Congress could leave millions of children without health care
While Republican leaders in Congress and the White House figure out their next moves on repealing and replacing the Affordable Care Act, it is important to not lose sight of another major program that faces a funding deadline: Sept. 30 is when funds run out on the Children’s Health Insurance Program (CHIP).
If Congress fails to act by this date, funds that flow from the federal government to the states will eventually dry up, as soon as early 2018, leaving millions of children without health coverage.
While not as well-known as Medicare or Medicaid, CHIP has been vital for providing health coverage for children in families that make too much to qualify for Medicaid, but not enough to afford health insurance. It is every bit as important as the other two programs in forming a safety net that protects people and families.
And unlike the entitlement programs that many conservatives find so objectionable, because they provide a benefit without any attached responsibility, CHIP is helping working families; it is keeping people employed and contributing tax dollars.
How we got here
As of last year, CHIP covered 8.4 million children nationwide. Like Medicaid, it is state-administered but jointly funded with the federal government. The federal government contributes a higher percentage of the cost of the program than it does with Medicaid. In my home state of Massachusetts, the federal government picks up 88 percent of the cost of the program.
The program is a relative bargain for the federal government, costing $9.7 billion in Federal Fiscal Year 2015. When one considers the early medical screenings and primary care the program provides to a population that otherwise would have no access to it, the true cost is likely considerably less. Screenings and well-child visits identify potential issues early on, lowering the treatment cost because these issues are caught early.
According to the Kaiser Family Foundation, the percentage of children getting well-child checkups is in the mid-80 percent range for those with public and employer-sponsored insurance. That rate drops to just over half for the uninsured. Without CHIP, children will miss out on key preventive care, and that will set them and their families back considerably.
The program helps children maintain their health, but it does something even more important: by identifying medical and developmental issues up front, it enables the success of children in school, and that early success can be the difference between being trapped in, and leaving, a cycle and family history of low-income employment.
Most people, conservatives and liberals alike, support using government dollars to invest in people, enabling them to overcome obstacles, achieve educational and vocational goals, and become meaningful contributors to society.
Giving people access to health care is so much more than ensuring people get medical attention when they need it. It puts them on the same footing as those with higher incomes and it gives them the same set of opportunities.

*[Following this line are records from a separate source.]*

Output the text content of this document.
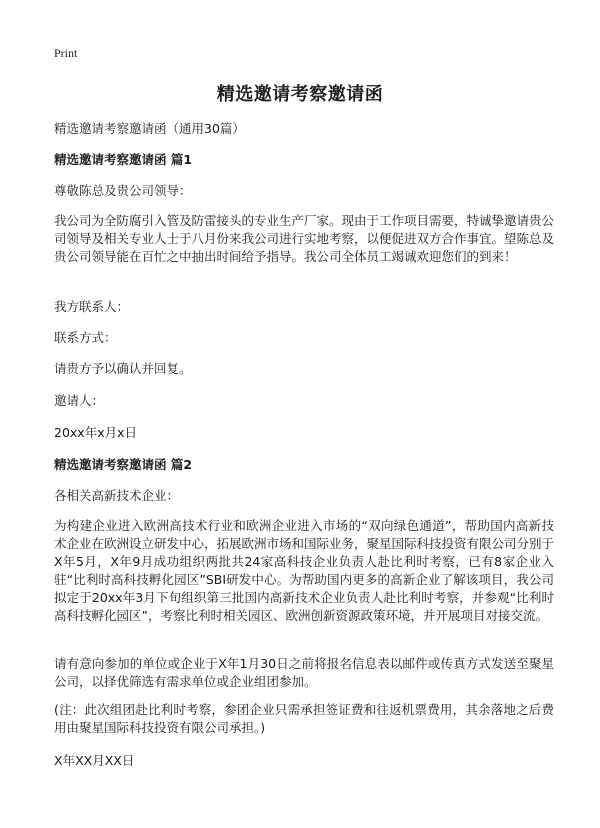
Print
精选邀请考察邀请函
精选邀请考察邀请函（通用30篇）
精选邀请考察邀请函 篇1
尊敬陈总及贵公司领导：
我公司为全防腐引入管及防雷接头的专业生产厂家。现由于工作项目需要，特诚挚邀请贵公司领导及相关专业人士于八月份来我公司进行实地考察，以便促进双方合作事宜。望陈总及贵公司领导能在百忙之中抽出时间给予指导。我公司全体员工竭诚欢迎您们的到来！
我方联系人：
联系方式：
请贵方予以确认并回复。
邀请人：
20xx年x月x日
精选邀请考察邀请函 篇2
各相关高新技术企业：
为构建企业进入欧洲高技术行业和欧洲企业进入市场的“双向绿色通道”，帮助国内高新技术企业在欧洲设立研发中心，拓展欧洲市场和国际业务，聚星国际科技投资有限公司分别于X年5月，X年9月成功组织两批共24家高科技企业负责人赴比利时考察，已有8家企业入驻“比利时高科技孵化园区”SBI研发中心。为帮助国内更多的高新企业了解该项目，我公司拟定于20xx年3月下旬组织第三批国内高新技术企业负责人赴比利时考察，并参观“比利时高科技孵化园区”，考察比利时相关园区、欧洲创新资源政策环境，并开展项目对接交流。
请有意向参加的单位或企业于X年1月30日之前将报名信息表以邮件或传真方式发送至聚星公司，以择优筛选有需求单位或企业组团参加。
(注：此次组团赴比利时考察，参团企业只需承担签证费和往返机票费用，其余落地之后费用由聚星国际科技投资有限公司承担。)
X年XX月XX日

When it comes to children, the notion of a health care “investment” comes into even sharper focus for two reasons: children generally cost much less to cover than adults and seniors; and if we must justify children’s health care according to a bottom-line formula, the return on that investment gets paid out over many decades.
A child helped by CHIP who is able to perform well in school and meet their growth and development milestones, will likely have four decades of contributing to our economy and the strength of our nation before becoming eligible for any kind of government “assistance” in the form of Medicare or Social Security.

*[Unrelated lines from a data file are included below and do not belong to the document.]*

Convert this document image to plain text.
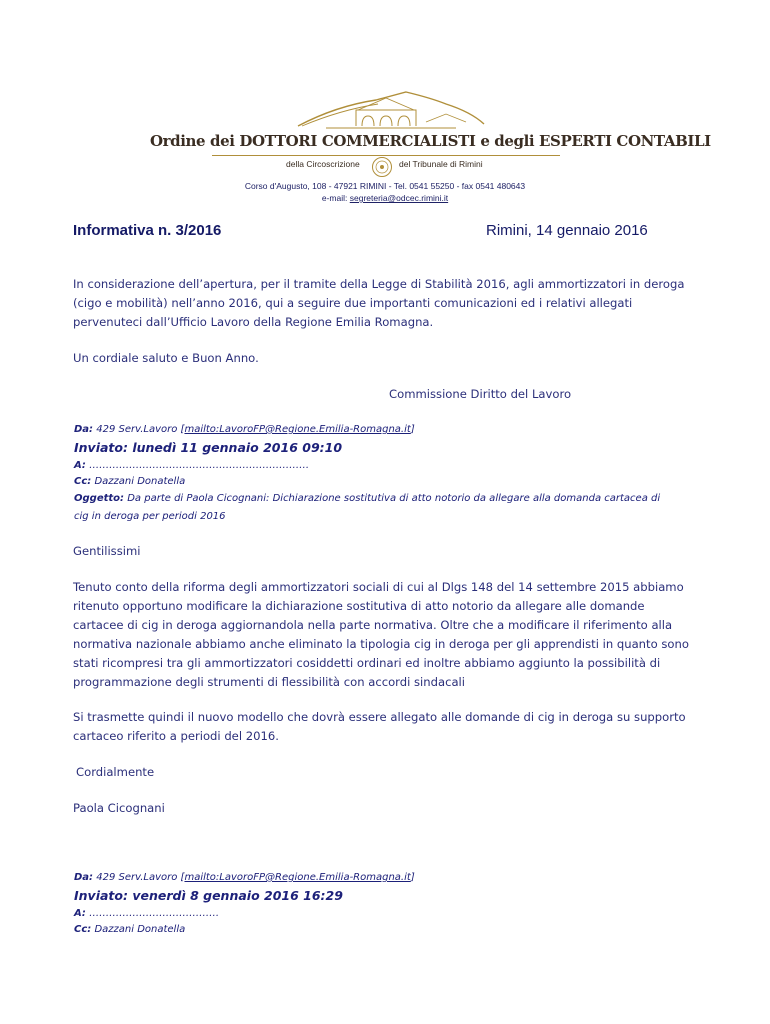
Ordine dei DOTTORI COMMERCIALISTI e degli ESPERTI CONTABILI
della Circoscrizione	del Tribunale di Rimini
Corso d'Augusto, 108 - 47921 RIMINI - Tel. 0541 55250 - fax 0541 480643
e-mail: segreteria@odcec.rimini.it
Informativa n. 3/2016	Rimini, 14 gennaio 2016
In considerazione dell’apertura, per il tramite della Legge di Stabilità 2016, agli ammortizzatori in deroga
(cigo e mobilità) nell’anno 2016, qui a seguire due importanti comunicazioni ed i relativi allegati
pervenuteci dall’Ufficio Lavoro della Regione Emilia Romagna.
Un cordiale saluto e Buon Anno.
Commissione Diritto del Lavoro
Da: 429 Serv.Lavoro [mailto:LavoroFP@Regione.Emilia-Romagna.it]
Inviato: lunedì 11 gennaio 2016 09:10
A: …………………………………………………………
Cc: Dazzani Donatella
Oggetto: Da parte di Paola Cicognani: Dichiarazione sostitutiva di atto notorio da allegare alla domanda cartacea di
cig in deroga per periodi 2016
Gentilissimi
Tenuto conto della riforma degli ammortizzatori sociali di cui al Dlgs 148 del 14 settembre 2015 abbiamo
ritenuto opportuno modificare la dichiarazione sostitutiva di atto notorio da allegare alle domande
cartacee di cig in deroga aggiornandola nella parte normativa. Oltre che a modificare il riferimento alla
normativa nazionale abbiamo anche eliminato la tipologia cig in deroga per gli apprendisti in quanto sono
stati ricompresi tra gli ammortizzatori cosiddetti ordinari ed inoltre abbiamo aggiunto la possibilità di
programmazione degli strumenti di flessibilità con accordi sindacali
Si trasmette quindi il nuovo modello che dovrà essere allegato alle domande di cig in deroga su supporto
cartaceo riferito a periodi del 2016.
Cordialmente
Paola Cicognani
Da: 429 Serv.Lavoro [mailto:LavoroFP@Regione.Emilia-Romagna.it]
Inviato: venerdì 8 gennaio 2016 16:29
A: …………………………………
Cc: Dazzani Donatella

Compare that to the child who has an undiagnosed vision deficit or hearing impairment who cannot keep up in class, falls far behind, and eventually drops out of school. They are exponentially more likely to depend on the government sooner.
Before CHIP’s creation two decades ago, children in low-income working families routinely had no access to primary care. When they got very sick, they presented at hospital emergency departments requiring high cost care.
CHIP has opened up a new world to these children and their families. They are able to manage chronic illnesses which are more common among lower-income families, such as asthma, staying healthier and experiencing fewer missed days of schools. CHIP has narrowed a health care disparities gap.
The rate of uninsured children has fallen from 14 percent to five percent over the last 20 years.
Yes, we have more work to do in getting that five percent down further, but moving in the opposite direction, which will surely happen if Congress fails to re-authorize CHIP, and fast, will greatly undermine children’s health care in America.
It will also undermine the success of welfare reform, as more low-income families realize that welfare and its Medicaid benefit are their only avenue to health care coverage. And it will create needless suffering among families, and their children, looking merely for a hand up — an even shot at finding success as those with higher incomes have.
Congress needs to prioritize passage of the CHIP re-authorization. It needs to acknowledge the success of this relatively low-cost program — and the vision that led to its creation in 1997 — in fulfilling values of equality that our nation holds dear.
Gerard A. Vitti is the founder and CEO of Healthcare Financial, Inc.